人将远行,春已近
2022-01-10叙事散文踩着碎梦
北国的春天一如个调皮的孩子,罩着冬天所粗陋缝补斑花的宽袖夹衣,赤裸着娇嫩胸膛,在不停地把口哨鸣响。睬在春的指尖上,一不小心就会碰翻了冬的手杖,在一阵唾则哮喘地怒骂声里,那愤然捋掉的胡须,在积雪未尽的地表上,又飘起几丝对严寒的深刻思忆。我之所……
北国的春天一如个调皮的孩子,罩着冬天所粗陋缝补斑花的宽袖夹衣,赤裸着娇嫩胸膛,在不停地把口哨鸣响。睬在春的指尖上,一不小心就会碰翻了冬的手杖,在一阵唾则哮喘地怒骂声里,那愤然捋掉的胡须,在积雪未尽的地表上,又飘起几丝对严寒的深刻思忆。我之所以选择在这个风雪的天气里出行,其实就是想借春之手给这条路和自己的梦同时宽衣。
雪是这条路的梦,而这条路却是我的梦。
我一直深信:人因有梦才能有渴望抵达的远方;人因有梦才能有脚板下的果敢和内心的豪壮!
这场初春的小雪给这条曲折的城郊小路笼上了一层梦幻的纱妆,也给预备春耕的农人撒下丰实的期望,可却给这条路的本身铺展出萧寂的苍茫。
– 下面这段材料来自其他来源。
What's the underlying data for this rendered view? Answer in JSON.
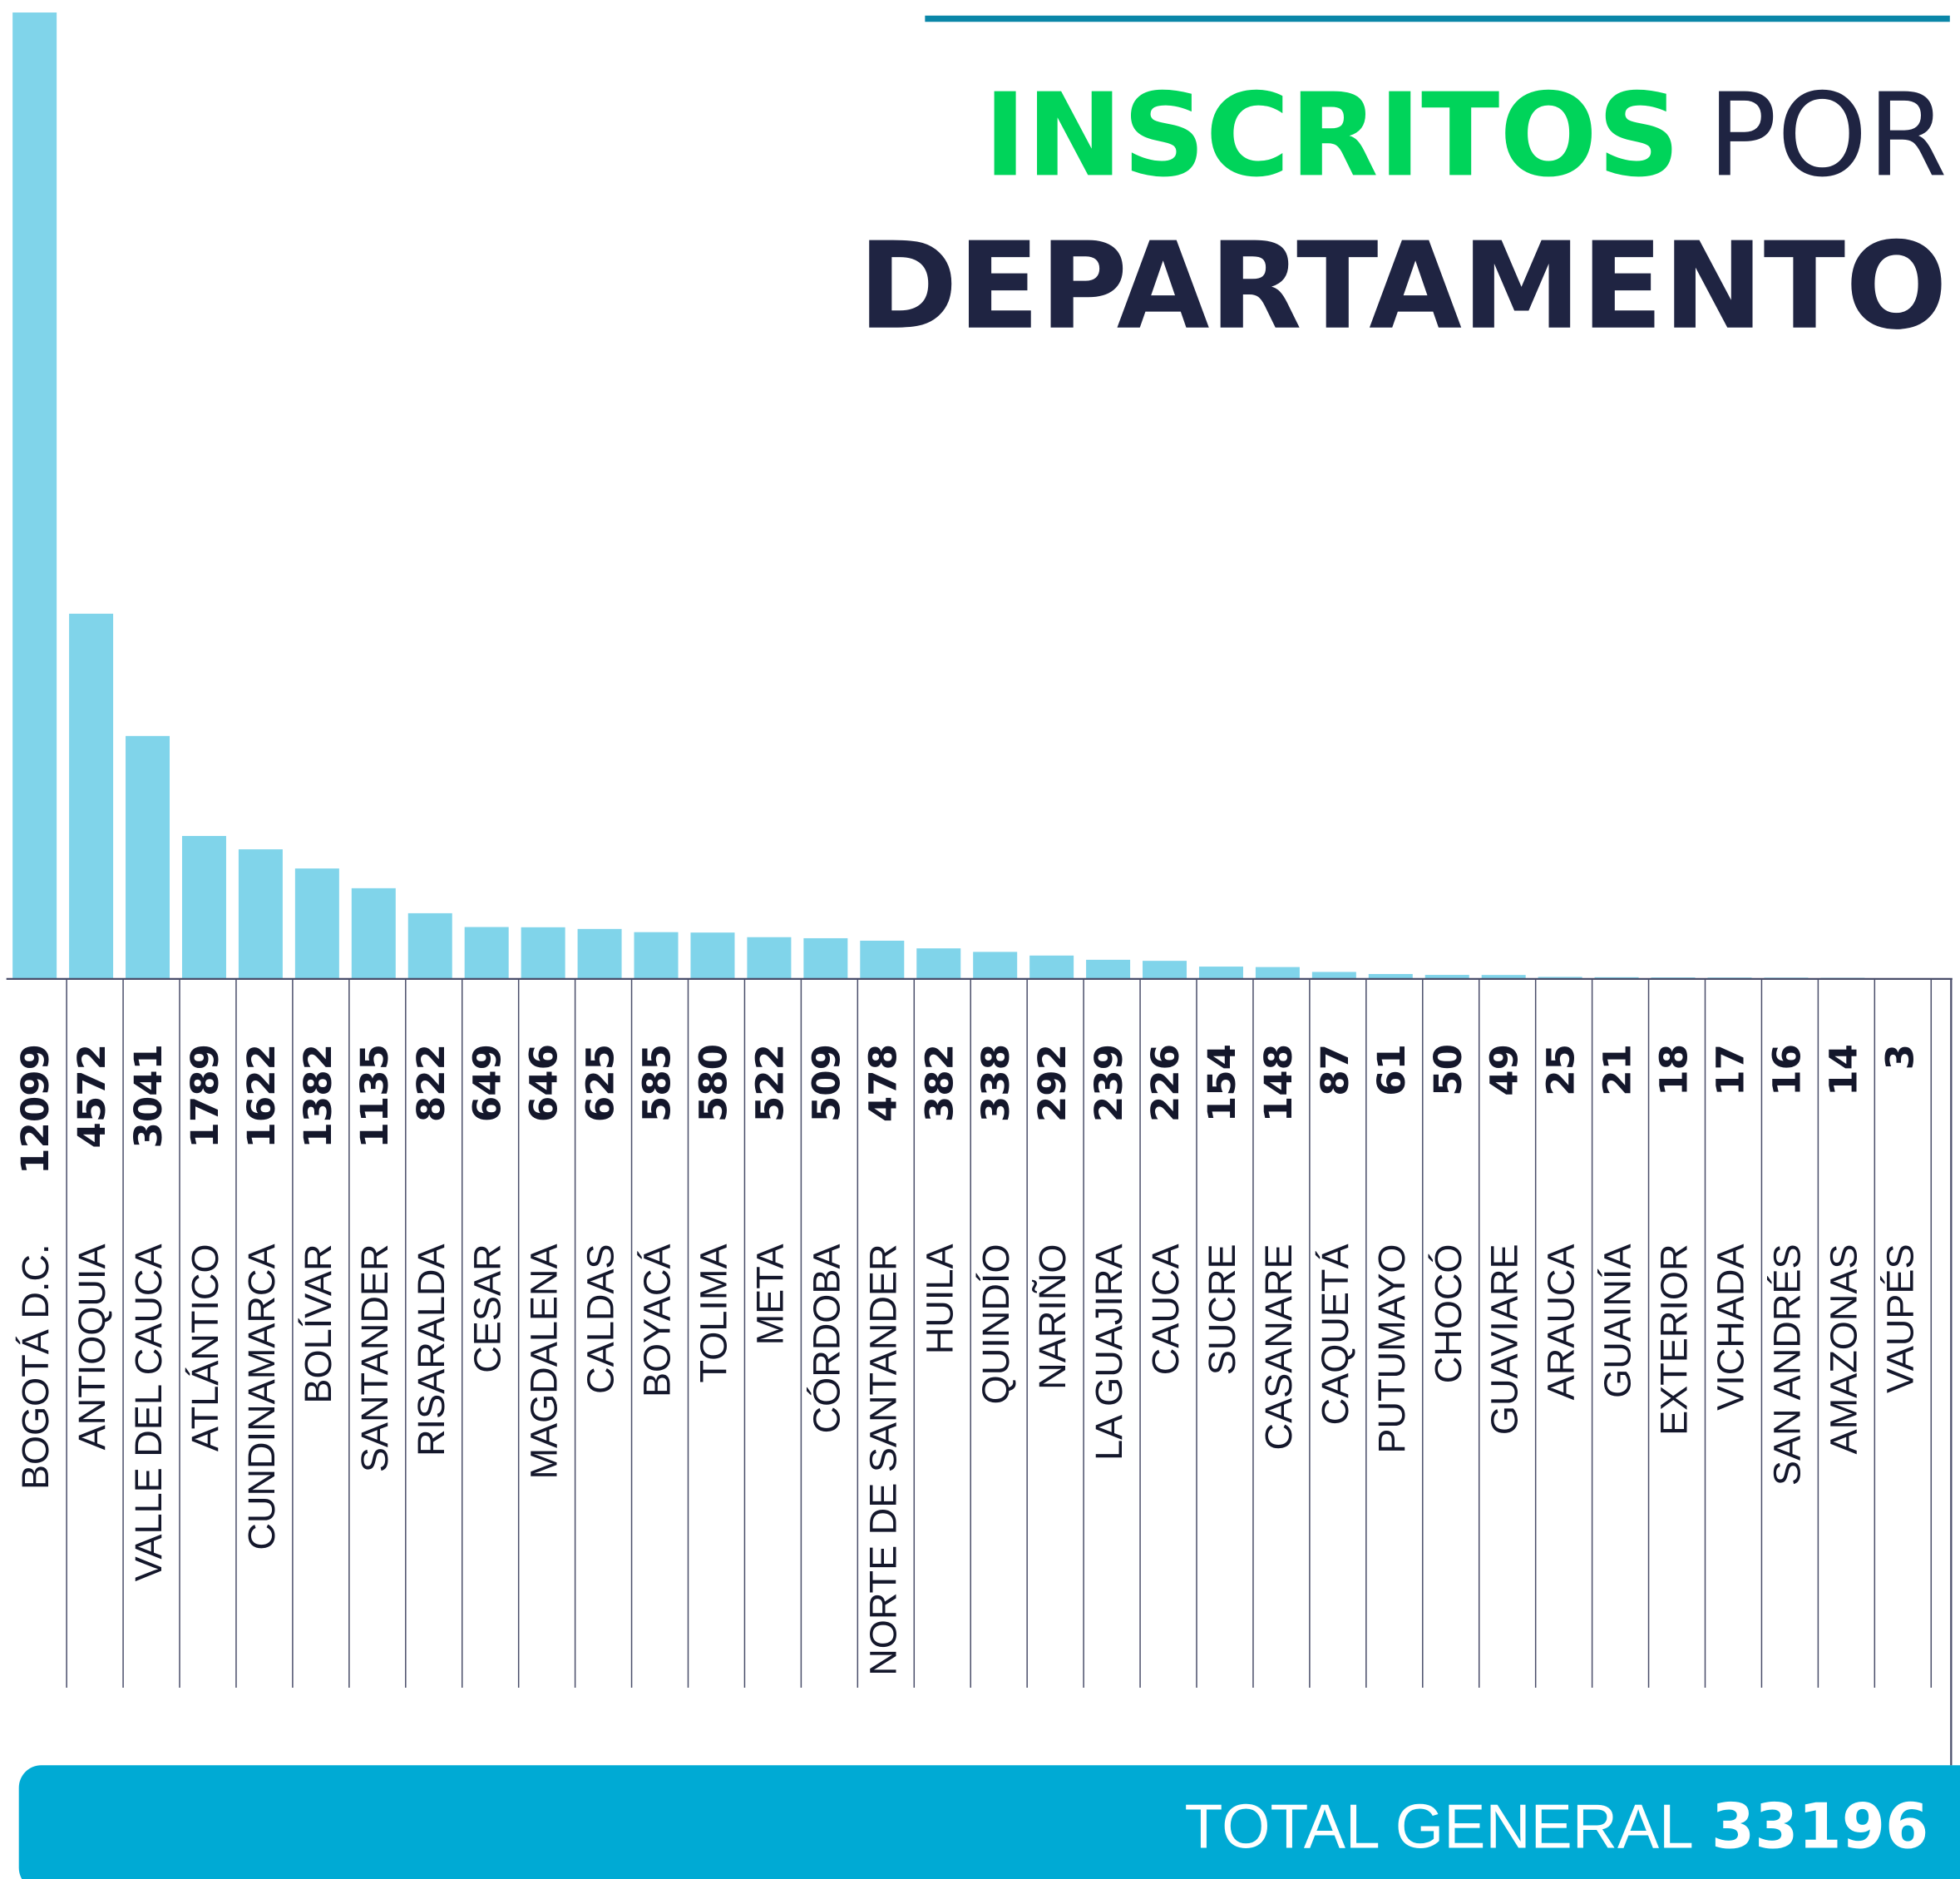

我是个独自迎着氤氲雪雾不怕迷途的前行客,我自有我内心的方向。
真不知,这是哪个文豪遗漏的曲笔?我总担心:它会在夹道树干拐弯的掩饰处嘎然而止。可踩过一段不长忧郁,它就又会在看似尽头的弯折里再次延伸开去。人生的许多境遇也大抵如此,太多的取舍就在这些季节的弯折里,信仰其实也就是一种不轻易言弃的坚持。(我还是厚不起脸皮把又在杂志上发表了几片散文的小喜讯告知你。)
雪终有了劳累的间歇,初春的午阳也终一番温和的盘恒,将万道霞光反射在路旁一家食杂铺的屋脊上,两只情侣雀正在上面相互梳理着亮丽的羽毛,这是这幅冷色画面上一抹难寻的暖色,那清脆的鸣叫配合着屋脊上空袅娜而起正午的炊烟,更是这曲低音符里擦亮的部分。这使我在这个店口长久地伫足。记得去岁的金秋,你曾带着南国的风情和异国的风韵在这家食杂铺的门口静默而又固执地等我,当时你身后的那棵老槐已开始飞舞颓败的叶子,象我在那个季节抑制不住的离别泪。如今,我再仰头看它,只见它那光秃秃的树干一个大大鸟巢,里面蓄着暂时还无法领略的柔情和爱意。
我再次留意了一下那家杂货铺的名字——“喜悦城郊自选超市”可我此刻却完全没有喜悦的心情,唯有一种绵长的思念纠缠着忧郁的思绪,象冬、春两季气候的对流,交织在我的心坎上和肢体里。我一直在用前行的姿势在等你,等你归来的心在我身体的枝干上蓄满缠绵一生的爱意,如今,我的脚步已行进了春天,我依旧无法伫足,将持续我的远行,我行进了春天,但我不知,这也否是行近了你?